Novelty theory attempts to calculate the ebb and flow of novelty in the universe as an inherent quality of time. It is an idea conceived of and discussed at length by Terence McKenna from the early 1970s until his death in the year 2000. Novelty theory involves ontology, morphogenesis, and eschatology. Novelty, in this context, can be thought of as newness, density of complexification, and dynamic change as opposed to static habituation. According to McKenna, when "novelty" is graphed over time, a fractal waveform known as timewave zero or simply the timewave results. The graph shows at what times, but never at what locations, novelty is increasing or decreasing. According to the timewave graph, great periods of novelty occurred about 4 billion years ago when Earth was formed, 65 million years ago when dinosaurs were extinct and mammals expanded, about 10,000 years ago after the end of the ice age, around late 18th century when social and scientific revolutions progressed, during the sixties, around the time of 9/11, and with coming novelty periods in November 2008, October 2010, with the novelty progressing towards the infinity on 21st December 2012.
The timewave itself is a combination of numerology and mathematics. It is formed out of McKenna's interpretation and analysis of numerical patterns in the King Wen sequence of the I Ching (the ancient Chinese Book of Changes). This concept first took root in his entheogenic experiences shared by him and his brother Dennis McKenna as documented in the book The Invisible Landscape: Mind, Hallucinogens, and the I Ching. The theory is clearly based in numerology and takes shape out of McKenna's belief that the sequence is artificially arranged as such purposefully. Mathematically, the sequence is graphed according to a set of mathematical ratios, and displays a fractal nature as well as resonances although it was not captured in a true formula until criticism from mathematician Matthew Watkins . McKenna interpreted the fractal nature and resonances of the wave, as well as his theory of the I Ching's artificial arrangement, to show that the events of any given time are recursively related to the events of other times.
As the theory was never published in a peer-reviewed journal and McKenna's sources and reasoning were primarily what would be considered numerological rather than mathematical by professional mathematicians and scientists, the theory has failed to gain any (scientific) credibility or much recognition. However, McKenna was highly critical of such fields for adhering to what he saw as a flawed Occidental paradigm, and did not seek to create a theory acceptable to the mathematical community. The theory was, however, revised by nuclear physicist John Sheliak after a flaw was discovered by Matthew Watkins. The new revision is often referred to as Timewave One, but is also included in the set of alternate waves in the Timewave Zero software. It is claimed that this new version is more closely matched to history.
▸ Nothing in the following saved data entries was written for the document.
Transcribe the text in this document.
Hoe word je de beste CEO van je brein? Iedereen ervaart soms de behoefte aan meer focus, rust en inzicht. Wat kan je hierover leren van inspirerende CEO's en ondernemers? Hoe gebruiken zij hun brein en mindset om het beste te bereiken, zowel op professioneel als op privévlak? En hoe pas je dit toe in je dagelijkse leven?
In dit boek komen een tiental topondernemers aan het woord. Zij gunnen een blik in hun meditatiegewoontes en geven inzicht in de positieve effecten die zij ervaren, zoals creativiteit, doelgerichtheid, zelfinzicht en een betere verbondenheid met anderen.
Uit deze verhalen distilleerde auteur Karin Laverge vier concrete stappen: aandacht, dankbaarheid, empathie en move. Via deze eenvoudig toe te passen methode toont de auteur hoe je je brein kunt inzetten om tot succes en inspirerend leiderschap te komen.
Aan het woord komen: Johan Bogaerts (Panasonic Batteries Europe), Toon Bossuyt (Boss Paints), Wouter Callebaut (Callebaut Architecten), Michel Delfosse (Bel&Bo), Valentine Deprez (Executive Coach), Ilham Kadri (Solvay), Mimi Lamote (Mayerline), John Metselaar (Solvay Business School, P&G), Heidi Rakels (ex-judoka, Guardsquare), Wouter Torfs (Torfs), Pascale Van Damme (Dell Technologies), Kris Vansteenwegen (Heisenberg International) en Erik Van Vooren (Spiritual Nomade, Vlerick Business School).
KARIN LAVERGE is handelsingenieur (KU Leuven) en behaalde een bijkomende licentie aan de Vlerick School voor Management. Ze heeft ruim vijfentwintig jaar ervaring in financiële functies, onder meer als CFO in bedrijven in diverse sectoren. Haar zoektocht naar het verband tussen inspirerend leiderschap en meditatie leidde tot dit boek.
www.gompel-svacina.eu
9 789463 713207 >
Precepts of novelty theory
Novelty theory has a few basic tenets:
That the universe is a living system with a teleological attractor at the end of time that drives the increase and conservation of complexity in material forms.
That the human brain represents the pinnacle of complex organization in the known universe to date.
That fluctuations in novelty over time are self-similar at different scales. Thus the rise and fall of the Roman Empire might be resonant with the life of a family within a single generation, or with an individual's day at work.
That as the complexity and sophistication of human thought and culture increase, universal novelty approaches a Koch curve of infinite exponential growth.
That in the time immediately prior to, and during this omega point of infinite novelty, anything and everything conceivable to the human imagination will occur simultaneously.
That the date of this historical endpoint is December 21, 2012, the end of the long count of the Mayan calendar.
This End of History was to be the final manifestation of The Eschaton, which McKenna characterized as a sort of strange attractor towards which the evolution of the universe developed.